Tommy—the Navy SEAL—didn’t. Because he knew what it was like to live with knowing a life had ended by your hands.
After her turn to visit, they returned to the waiting room and the rest of her family. Thomas insisted that his children go home to get some rest, that he and Stella would remain with Kevin through the night and that they’d be notified if anything changed. None of them wanted to go, but each relented, being forced to admit that they were feeling the first stages of exhaustion. John knew she’d probably deny it if asked, but he could also tell that Billie was feeling the effects of her fight with Andre—the way her eyes pinched at the corners and how she kept rolling her head to the sides were sure signs that she was in pain. So he was glad when her father had suggested she, Andy, and Teddy go to the house and get some sleep. Rest, he mused, would do her wonders.
He expected that she would ride back with Andy and Michelle or with Teddy, but when they all left she walked to his car with him. And when he pulled up across the street from her father’s house, once again parked in front of the empty house across from it, he left the engine running as he believed he would be going home to his apartment. Billie surprised him when she asked if he’d mind spending the night with her.
“I’m not talking about having sex, either,” she quipped tiredly. “I just… I was wondering if you wouldn’t mind terribly actually just sleeping with me. I miss feeling a warm body next to mine in the bed. It always did help me fall asleep faster, and alone my mind’s just going to race with what ifs.”

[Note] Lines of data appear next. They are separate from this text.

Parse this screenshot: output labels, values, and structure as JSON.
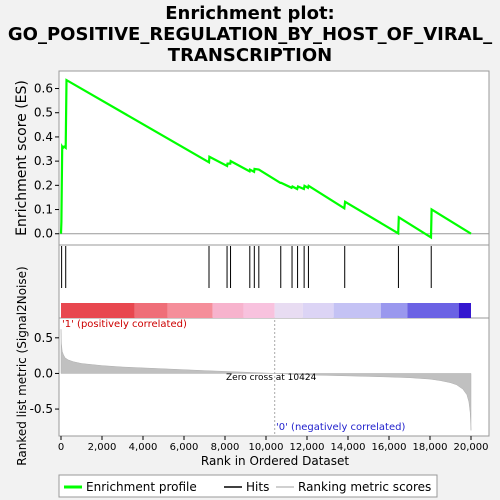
{
  "chart_data": {
    "type": "line",
    "title_lines": [
      "Enrichment plot:",
      "GO_POSITIVE_REGULATION_BY_HOST_OF_VIRAL_",
      "TRANSCRIPTION"
    ],
    "top_panel": {
      "ylabel": "Enrichment score (ES)",
      "ylim": [
        -0.03,
        0.66
      ],
      "yticks": [
        "0.0",
        "0.1",
        "0.2",
        "0.3",
        "0.4",
        "0.5",
        "0.6"
      ],
      "series": [
        {
          "name": "Enrichment profile",
          "color": "#00ff00",
          "x": [
            0,
            20,
            60,
            100,
            150,
            230,
            270,
            7220,
            7240,
            8100,
            8120,
            8260,
            8280,
            9200,
            9220,
            9420,
            9440,
            9650,
            10700,
            10740,
            11250,
            11290,
            11520,
            11560,
            11850,
            11880,
            12050,
            12080,
            13820,
            13860,
            16450,
            16480,
            18050,
            18080,
            20000
          ],
          "y": [
            0.0,
            0.05,
            0.36,
            0.355,
            0.36,
            0.355,
            0.635,
            0.295,
            0.318,
            0.28,
            0.29,
            0.29,
            0.3,
            0.258,
            0.265,
            0.256,
            0.268,
            0.265,
            0.21,
            0.21,
            0.19,
            0.195,
            0.185,
            0.195,
            0.185,
            0.198,
            0.19,
            0.198,
            0.105,
            0.132,
            0.002,
            0.068,
            -0.015,
            0.1,
            0.0
          ]
        }
      ]
    },
    "hits": [
      30,
      230,
      7220,
      8100,
      8270,
      9210,
      9430,
      9650,
      10720,
      11270,
      11540,
      11860,
      12070,
      13840,
      16460,
      18060
    ],
    "heatmap_bar": {
      "segments": [
        {
          "from": 0,
          "to": 3600,
          "color": "#e8474f"
        },
        {
          "from": 3600,
          "to": 5200,
          "color": "#ef6e78"
        },
        {
          "from": 5200,
          "to": 7400,
          "color": "#f58e9a"
        },
        {
          "from": 7400,
          "to": 8900,
          "color": "#f7b3cd"
        },
        {
          "from": 8900,
          "to": 10424,
          "color": "#f8c2de"
        },
        {
          "from": 10424,
          "to": 11800,
          "color": "#e8dcf2"
        },
        {
          "from": 11800,
          "to": 13300,
          "color": "#dcd4f5"
        },
        {
          "from": 13300,
          "to": 15600,
          "color": "#c4c2f4"
        },
        {
          "from": 15600,
          "to": 16900,
          "color": "#9a98ee"
        },
        {
          "from": 16900,
          "to": 19400,
          "color": "#6b62e4"
        },
        {
          "from": 19400,
          "to": 20000,
          "color": "#3417cf"
        }
      ]
    },
    "bottom_panel": {
      "ylabel": "Ranked list metric (Signal2Noise)",
      "xlabel": "Rank in Ordered Dataset",
      "ylim": [
        -0.85,
        0.75
      ],
      "yticks": [
        "0.5",
        "0.0",
        "-0.5"
      ],
      "xticks": [
        "0",
        "2,000",
        "4,000",
        "6,000",
        "8,000",
        "10,000",
        "12,000",
        "14,000",
        "16,000",
        "18,000",
        "20,000"
      ],
      "metric_x": [
        0,
        20,
        60,
        120,
        200,
        350,
        600,
        1000,
        2000,
        3000,
        5000,
        7000,
        9000,
        10424,
        12000,
        14000,
        16000,
        17000,
        18000,
        18500,
        19000,
        19300,
        19600,
        19800,
        19900,
        19960,
        20000
      ],
      "metric_y": [
        0.62,
        0.42,
        0.31,
        0.26,
        0.22,
        0.19,
        0.165,
        0.14,
        0.11,
        0.09,
        0.065,
        0.04,
        0.018,
        0.0,
        -0.02,
        -0.035,
        -0.05,
        -0.06,
        -0.08,
        -0.1,
        -0.13,
        -0.16,
        -0.22,
        -0.3,
        -0.4,
        -0.55,
        -0.8
      ],
      "zero_cross_label": "Zero cross at 10424",
      "zero_cross": 10424,
      "pos_label": "'1' (positively correlated)",
      "neg_label": "'0' (negatively correlated)"
    },
    "x_range": [
      0,
      20000
    ],
    "legend": [
      {
        "label": "Enrichment profile",
        "color": "#00ff00"
      },
      {
        "label": "Hits",
        "color": "#000000"
      },
      {
        "label": "Ranking metric scores",
        "color": "#c0c0c0"
      }
    ]
  }
}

He knew his expression as he looked at her was one of shock. Her request was so entirely unexpected that he couldn’t think of how to respond. Billie apparently took his silence for rejection, as her face fell and her movements as she reached to undo her seatbelt were jerky. “Nevermind, forget I asked.”
John reached for her, taking her face in his hands and leaning across the console to kiss her. Not a deep, passionate kiss—just a sweet touch of his lips to hers. “I wouldn’t mind at all,” he replied at last.

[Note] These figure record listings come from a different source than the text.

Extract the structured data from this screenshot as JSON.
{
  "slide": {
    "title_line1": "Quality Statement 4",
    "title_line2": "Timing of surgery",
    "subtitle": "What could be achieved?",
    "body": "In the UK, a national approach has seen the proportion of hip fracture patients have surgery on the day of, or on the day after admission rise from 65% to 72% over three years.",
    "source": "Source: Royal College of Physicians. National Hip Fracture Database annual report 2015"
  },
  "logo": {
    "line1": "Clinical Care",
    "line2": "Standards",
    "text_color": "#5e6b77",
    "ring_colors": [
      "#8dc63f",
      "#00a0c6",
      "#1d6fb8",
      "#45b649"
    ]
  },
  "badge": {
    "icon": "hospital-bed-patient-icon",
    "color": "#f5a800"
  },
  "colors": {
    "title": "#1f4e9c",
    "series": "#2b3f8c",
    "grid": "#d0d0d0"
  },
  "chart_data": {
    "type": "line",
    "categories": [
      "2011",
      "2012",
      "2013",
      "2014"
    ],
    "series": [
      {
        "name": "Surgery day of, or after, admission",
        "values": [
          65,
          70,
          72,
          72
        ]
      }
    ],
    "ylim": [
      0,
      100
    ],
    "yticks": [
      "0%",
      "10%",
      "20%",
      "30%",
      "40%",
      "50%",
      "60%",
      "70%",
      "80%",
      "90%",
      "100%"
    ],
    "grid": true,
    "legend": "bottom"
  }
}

Billie smiled and he shut off the Charger’s engine. They got out of the car and walked up to the house together as Andy was showing Michelle inside—Teddy had already charged in. Billie’s brother did not question his remaining presence, merely nodded to him as if he’d been expecting he would be there all along. For the briefest of moments he feared that the crime scene cleaners had left something untouched, but a surreptitious glance into the dining room showed nothing out of the ordinary, save for the broken chair lying on its side against one wall.
“They did a damn good job,” Billie noted softly from beside him. “I think Teddy, Andy, and Michelle would have been devastated to see all the blood, even if none of it belonged to the family.”

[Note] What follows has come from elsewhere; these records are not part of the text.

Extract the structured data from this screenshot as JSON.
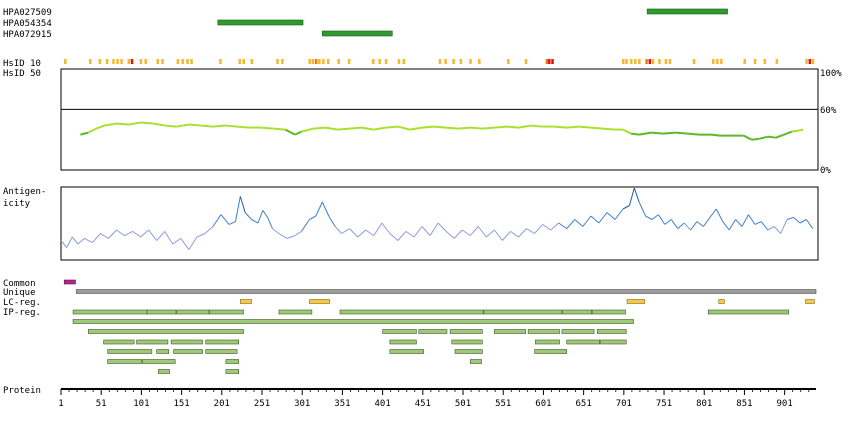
{
  "chart_data": {
    "type": "protein-feature-map",
    "protein_length": 940,
    "antibodies": [
      {
        "name": "HPA027509",
        "start": 730,
        "end": 830
      },
      {
        "name": "HPA054354",
        "start": 196,
        "end": 302
      },
      {
        "name": "HPA072915",
        "start": 326,
        "end": 413
      }
    ],
    "track_labels": {
      "hsid10": "HsID 10",
      "hsid50": "HsID 50",
      "antigenicity_line1": "Antigen-",
      "antigenicity_line2": "icity",
      "common": "Common",
      "unique": "Unique",
      "lc_reg": "LC-reg.",
      "ip_reg": "IP-reg.",
      "protein": "Protein"
    },
    "identity_axis": {
      "ticks": [
        "100%",
        "60%",
        "0%"
      ],
      "values": [
        100,
        60,
        0
      ],
      "reference": 60
    },
    "hsid10_marks": [
      {
        "pos": 6,
        "level": "low"
      },
      {
        "pos": 37,
        "level": "low"
      },
      {
        "pos": 49,
        "level": "low"
      },
      {
        "pos": 58,
        "level": "low"
      },
      {
        "pos": 66,
        "level": "low"
      },
      {
        "pos": 71,
        "level": "low"
      },
      {
        "pos": 76,
        "level": "low"
      },
      {
        "pos": 85,
        "level": "low"
      },
      {
        "pos": 89,
        "level": "high"
      },
      {
        "pos": 100,
        "level": "low"
      },
      {
        "pos": 106,
        "level": "low"
      },
      {
        "pos": 121,
        "level": "low"
      },
      {
        "pos": 127,
        "level": "low"
      },
      {
        "pos": 146,
        "level": "low"
      },
      {
        "pos": 152,
        "level": "low"
      },
      {
        "pos": 158,
        "level": "low"
      },
      {
        "pos": 163,
        "level": "low"
      },
      {
        "pos": 199,
        "level": "low"
      },
      {
        "pos": 223,
        "level": "low"
      },
      {
        "pos": 228,
        "level": "low"
      },
      {
        "pos": 238,
        "level": "low"
      },
      {
        "pos": 270,
        "level": "low"
      },
      {
        "pos": 276,
        "level": "low"
      },
      {
        "pos": 310,
        "level": "low"
      },
      {
        "pos": 314,
        "level": "low"
      },
      {
        "pos": 318,
        "level": "mid"
      },
      {
        "pos": 322,
        "level": "low"
      },
      {
        "pos": 327,
        "level": "low"
      },
      {
        "pos": 333,
        "level": "low"
      },
      {
        "pos": 346,
        "level": "low"
      },
      {
        "pos": 359,
        "level": "low"
      },
      {
        "pos": 389,
        "level": "low"
      },
      {
        "pos": 397,
        "level": "low"
      },
      {
        "pos": 405,
        "level": "low"
      },
      {
        "pos": 421,
        "level": "low"
      },
      {
        "pos": 427,
        "level": "low"
      },
      {
        "pos": 472,
        "level": "low"
      },
      {
        "pos": 479,
        "level": "low"
      },
      {
        "pos": 489,
        "level": "low"
      },
      {
        "pos": 498,
        "level": "low"
      },
      {
        "pos": 510,
        "level": "low"
      },
      {
        "pos": 521,
        "level": "low"
      },
      {
        "pos": 557,
        "level": "low"
      },
      {
        "pos": 579,
        "level": "low"
      },
      {
        "pos": 605,
        "level": "mid"
      },
      {
        "pos": 608,
        "level": "high"
      },
      {
        "pos": 612,
        "level": "high"
      },
      {
        "pos": 700,
        "level": "low"
      },
      {
        "pos": 704,
        "level": "low"
      },
      {
        "pos": 710,
        "level": "low"
      },
      {
        "pos": 715,
        "level": "low"
      },
      {
        "pos": 720,
        "level": "low"
      },
      {
        "pos": 729,
        "level": "mid"
      },
      {
        "pos": 733,
        "level": "high"
      },
      {
        "pos": 737,
        "level": "low"
      },
      {
        "pos": 745,
        "level": "low"
      },
      {
        "pos": 753,
        "level": "low"
      },
      {
        "pos": 758,
        "level": "low"
      },
      {
        "pos": 788,
        "level": "low"
      },
      {
        "pos": 812,
        "level": "low"
      },
      {
        "pos": 817,
        "level": "low"
      },
      {
        "pos": 822,
        "level": "low"
      },
      {
        "pos": 851,
        "level": "low"
      },
      {
        "pos": 864,
        "level": "low"
      },
      {
        "pos": 876,
        "level": "low"
      },
      {
        "pos": 891,
        "level": "low"
      },
      {
        "pos": 928,
        "level": "low"
      },
      {
        "pos": 932,
        "level": "high"
      },
      {
        "pos": 936,
        "level": "low"
      }
    ],
    "hsid50_profile": [
      {
        "x": 25,
        "y": 35
      },
      {
        "x": 35,
        "y": 37
      },
      {
        "x": 45,
        "y": 41
      },
      {
        "x": 55,
        "y": 44
      },
      {
        "x": 70,
        "y": 46
      },
      {
        "x": 85,
        "y": 45
      },
      {
        "x": 100,
        "y": 47
      },
      {
        "x": 115,
        "y": 46
      },
      {
        "x": 130,
        "y": 44
      },
      {
        "x": 145,
        "y": 43
      },
      {
        "x": 160,
        "y": 45
      },
      {
        "x": 175,
        "y": 44
      },
      {
        "x": 190,
        "y": 43
      },
      {
        "x": 205,
        "y": 44
      },
      {
        "x": 220,
        "y": 43
      },
      {
        "x": 235,
        "y": 42
      },
      {
        "x": 250,
        "y": 42
      },
      {
        "x": 265,
        "y": 41
      },
      {
        "x": 280,
        "y": 40
      },
      {
        "x": 292,
        "y": 35
      },
      {
        "x": 300,
        "y": 38
      },
      {
        "x": 315,
        "y": 41
      },
      {
        "x": 330,
        "y": 42
      },
      {
        "x": 345,
        "y": 40
      },
      {
        "x": 360,
        "y": 41
      },
      {
        "x": 375,
        "y": 42
      },
      {
        "x": 390,
        "y": 40
      },
      {
        "x": 405,
        "y": 42
      },
      {
        "x": 420,
        "y": 43
      },
      {
        "x": 435,
        "y": 40
      },
      {
        "x": 450,
        "y": 42
      },
      {
        "x": 465,
        "y": 43
      },
      {
        "x": 480,
        "y": 42
      },
      {
        "x": 495,
        "y": 41
      },
      {
        "x": 510,
        "y": 42
      },
      {
        "x": 525,
        "y": 41
      },
      {
        "x": 540,
        "y": 42
      },
      {
        "x": 555,
        "y": 43
      },
      {
        "x": 570,
        "y": 42
      },
      {
        "x": 585,
        "y": 44
      },
      {
        "x": 600,
        "y": 43
      },
      {
        "x": 615,
        "y": 43
      },
      {
        "x": 630,
        "y": 42
      },
      {
        "x": 645,
        "y": 43
      },
      {
        "x": 660,
        "y": 42
      },
      {
        "x": 675,
        "y": 41
      },
      {
        "x": 690,
        "y": 40
      },
      {
        "x": 700,
        "y": 40
      },
      {
        "x": 710,
        "y": 36
      },
      {
        "x": 720,
        "y": 35
      },
      {
        "x": 735,
        "y": 37
      },
      {
        "x": 750,
        "y": 36
      },
      {
        "x": 765,
        "y": 37
      },
      {
        "x": 780,
        "y": 36
      },
      {
        "x": 795,
        "y": 35
      },
      {
        "x": 810,
        "y": 35
      },
      {
        "x": 820,
        "y": 34
      },
      {
        "x": 850,
        "y": 34
      },
      {
        "x": 860,
        "y": 30
      },
      {
        "x": 870,
        "y": 31
      },
      {
        "x": 880,
        "y": 33
      },
      {
        "x": 890,
        "y": 32
      },
      {
        "x": 900,
        "y": 35
      },
      {
        "x": 910,
        "y": 38
      },
      {
        "x": 918,
        "y": 39
      },
      {
        "x": 924,
        "y": 40
      }
    ],
    "antigenicity_profile": [
      {
        "x": 1,
        "y": 0.25
      },
      {
        "x": 8,
        "y": 0.15
      },
      {
        "x": 15,
        "y": 0.3
      },
      {
        "x": 22,
        "y": 0.2
      },
      {
        "x": 30,
        "y": 0.28
      },
      {
        "x": 40,
        "y": 0.22
      },
      {
        "x": 50,
        "y": 0.35
      },
      {
        "x": 60,
        "y": 0.28
      },
      {
        "x": 70,
        "y": 0.4
      },
      {
        "x": 80,
        "y": 0.32
      },
      {
        "x": 90,
        "y": 0.38
      },
      {
        "x": 100,
        "y": 0.3
      },
      {
        "x": 110,
        "y": 0.4
      },
      {
        "x": 120,
        "y": 0.25
      },
      {
        "x": 130,
        "y": 0.38
      },
      {
        "x": 140,
        "y": 0.2
      },
      {
        "x": 150,
        "y": 0.28
      },
      {
        "x": 160,
        "y": 0.12
      },
      {
        "x": 170,
        "y": 0.3
      },
      {
        "x": 180,
        "y": 0.35
      },
      {
        "x": 190,
        "y": 0.45
      },
      {
        "x": 200,
        "y": 0.62
      },
      {
        "x": 210,
        "y": 0.48
      },
      {
        "x": 218,
        "y": 0.52
      },
      {
        "x": 224,
        "y": 0.88
      },
      {
        "x": 230,
        "y": 0.65
      },
      {
        "x": 238,
        "y": 0.55
      },
      {
        "x": 246,
        "y": 0.5
      },
      {
        "x": 252,
        "y": 0.68
      },
      {
        "x": 258,
        "y": 0.58
      },
      {
        "x": 264,
        "y": 0.42
      },
      {
        "x": 272,
        "y": 0.35
      },
      {
        "x": 282,
        "y": 0.28
      },
      {
        "x": 292,
        "y": 0.32
      },
      {
        "x": 300,
        "y": 0.38
      },
      {
        "x": 310,
        "y": 0.55
      },
      {
        "x": 318,
        "y": 0.6
      },
      {
        "x": 326,
        "y": 0.8
      },
      {
        "x": 334,
        "y": 0.6
      },
      {
        "x": 342,
        "y": 0.45
      },
      {
        "x": 350,
        "y": 0.35
      },
      {
        "x": 360,
        "y": 0.42
      },
      {
        "x": 370,
        "y": 0.3
      },
      {
        "x": 380,
        "y": 0.4
      },
      {
        "x": 390,
        "y": 0.32
      },
      {
        "x": 400,
        "y": 0.5
      },
      {
        "x": 410,
        "y": 0.35
      },
      {
        "x": 420,
        "y": 0.25
      },
      {
        "x": 430,
        "y": 0.38
      },
      {
        "x": 440,
        "y": 0.3
      },
      {
        "x": 450,
        "y": 0.45
      },
      {
        "x": 460,
        "y": 0.32
      },
      {
        "x": 470,
        "y": 0.5
      },
      {
        "x": 480,
        "y": 0.38
      },
      {
        "x": 490,
        "y": 0.28
      },
      {
        "x": 500,
        "y": 0.4
      },
      {
        "x": 510,
        "y": 0.32
      },
      {
        "x": 520,
        "y": 0.45
      },
      {
        "x": 530,
        "y": 0.3
      },
      {
        "x": 540,
        "y": 0.4
      },
      {
        "x": 550,
        "y": 0.25
      },
      {
        "x": 560,
        "y": 0.38
      },
      {
        "x": 570,
        "y": 0.3
      },
      {
        "x": 580,
        "y": 0.42
      },
      {
        "x": 590,
        "y": 0.35
      },
      {
        "x": 600,
        "y": 0.48
      },
      {
        "x": 610,
        "y": 0.4
      },
      {
        "x": 620,
        "y": 0.5
      },
      {
        "x": 630,
        "y": 0.42
      },
      {
        "x": 640,
        "y": 0.55
      },
      {
        "x": 650,
        "y": 0.45
      },
      {
        "x": 660,
        "y": 0.6
      },
      {
        "x": 670,
        "y": 0.5
      },
      {
        "x": 680,
        "y": 0.65
      },
      {
        "x": 690,
        "y": 0.55
      },
      {
        "x": 700,
        "y": 0.7
      },
      {
        "x": 708,
        "y": 0.75
      },
      {
        "x": 714,
        "y": 1.0
      },
      {
        "x": 720,
        "y": 0.8
      },
      {
        "x": 728,
        "y": 0.6
      },
      {
        "x": 736,
        "y": 0.55
      },
      {
        "x": 744,
        "y": 0.62
      },
      {
        "x": 752,
        "y": 0.48
      },
      {
        "x": 760,
        "y": 0.55
      },
      {
        "x": 768,
        "y": 0.42
      },
      {
        "x": 776,
        "y": 0.5
      },
      {
        "x": 784,
        "y": 0.4
      },
      {
        "x": 792,
        "y": 0.52
      },
      {
        "x": 800,
        "y": 0.45
      },
      {
        "x": 808,
        "y": 0.58
      },
      {
        "x": 816,
        "y": 0.7
      },
      {
        "x": 824,
        "y": 0.52
      },
      {
        "x": 832,
        "y": 0.4
      },
      {
        "x": 840,
        "y": 0.55
      },
      {
        "x": 848,
        "y": 0.45
      },
      {
        "x": 856,
        "y": 0.62
      },
      {
        "x": 864,
        "y": 0.48
      },
      {
        "x": 872,
        "y": 0.52
      },
      {
        "x": 880,
        "y": 0.4
      },
      {
        "x": 888,
        "y": 0.45
      },
      {
        "x": 896,
        "y": 0.35
      },
      {
        "x": 904,
        "y": 0.55
      },
      {
        "x": 912,
        "y": 0.58
      },
      {
        "x": 920,
        "y": 0.5
      },
      {
        "x": 928,
        "y": 0.55
      },
      {
        "x": 936,
        "y": 0.42
      }
    ],
    "common_regions": [
      {
        "start": 5,
        "end": 19
      }
    ],
    "unique_regions": [
      {
        "start": 20,
        "end": 940
      }
    ],
    "lc_regions": [
      {
        "start": 224,
        "end": 238
      },
      {
        "start": 310,
        "end": 335
      },
      {
        "start": 705,
        "end": 727
      },
      {
        "start": 819,
        "end": 826
      },
      {
        "start": 927,
        "end": 938
      }
    ],
    "ip_regions": [
      [
        {
          "start": 16,
          "end": 108
        },
        {
          "start": 108,
          "end": 144
        },
        {
          "start": 145,
          "end": 185
        },
        {
          "start": 186,
          "end": 228
        },
        {
          "start": 272,
          "end": 313
        },
        {
          "start": 348,
          "end": 526
        },
        {
          "start": 527,
          "end": 624
        },
        {
          "start": 625,
          "end": 661
        },
        {
          "start": 662,
          "end": 703
        },
        {
          "start": 806,
          "end": 906
        }
      ],
      [
        {
          "start": 16,
          "end": 713
        }
      ],
      [
        {
          "start": 35,
          "end": 228
        },
        {
          "start": 401,
          "end": 443
        },
        {
          "start": 446,
          "end": 481
        },
        {
          "start": 485,
          "end": 525
        },
        {
          "start": 540,
          "end": 579
        },
        {
          "start": 582,
          "end": 621
        },
        {
          "start": 624,
          "end": 664
        },
        {
          "start": 668,
          "end": 704
        }
      ],
      [
        {
          "start": 54,
          "end": 92
        },
        {
          "start": 95,
          "end": 134
        },
        {
          "start": 138,
          "end": 177
        },
        {
          "start": 181,
          "end": 222
        },
        {
          "start": 410,
          "end": 443
        },
        {
          "start": 487,
          "end": 525
        },
        {
          "start": 591,
          "end": 621
        },
        {
          "start": 630,
          "end": 671
        },
        {
          "start": 672,
          "end": 704
        }
      ],
      [
        {
          "start": 59,
          "end": 114
        },
        {
          "start": 120,
          "end": 135
        },
        {
          "start": 141,
          "end": 177
        },
        {
          "start": 181,
          "end": 220
        },
        {
          "start": 410,
          "end": 452
        },
        {
          "start": 491,
          "end": 525
        },
        {
          "start": 590,
          "end": 630
        }
      ],
      [
        {
          "start": 59,
          "end": 101
        },
        {
          "start": 102,
          "end": 143
        },
        {
          "start": 206,
          "end": 222
        },
        {
          "start": 510,
          "end": 524
        }
      ],
      [
        {
          "start": 122,
          "end": 136
        },
        {
          "start": 206,
          "end": 222
        }
      ]
    ],
    "x_ticks": [
      1,
      51,
      101,
      151,
      201,
      251,
      301,
      351,
      401,
      451,
      501,
      551,
      601,
      651,
      701,
      751,
      801,
      851,
      901
    ]
  }
}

John nodded, turning away when she did to
follow her up the stairs. Once in her room she shut the door, then tiredly took off her jacket and laid it on the back of a chair. She next removed her belt, laying the holstered Sig and extra magazines inside the nightstand drawer before turning and sitting on the edge of the bed to remove her shoes.
“If I wasn’t suddenly so damn tired, I would sleep naked,” she mumbled. “But that would get you a little too excited, and I just don’t have the energy for sex.”
John chuckled as he joined her on the edge of the bed to remove his own shoes. “You assume I am still interested in sex after the shit we’ve been through today,” he told her with a yawn, suddenly becoming aware of his own fatigue. “Though in that vein, if
I
were to sleep naked, you’d be all over me like white on rice, no matter how tired you are.”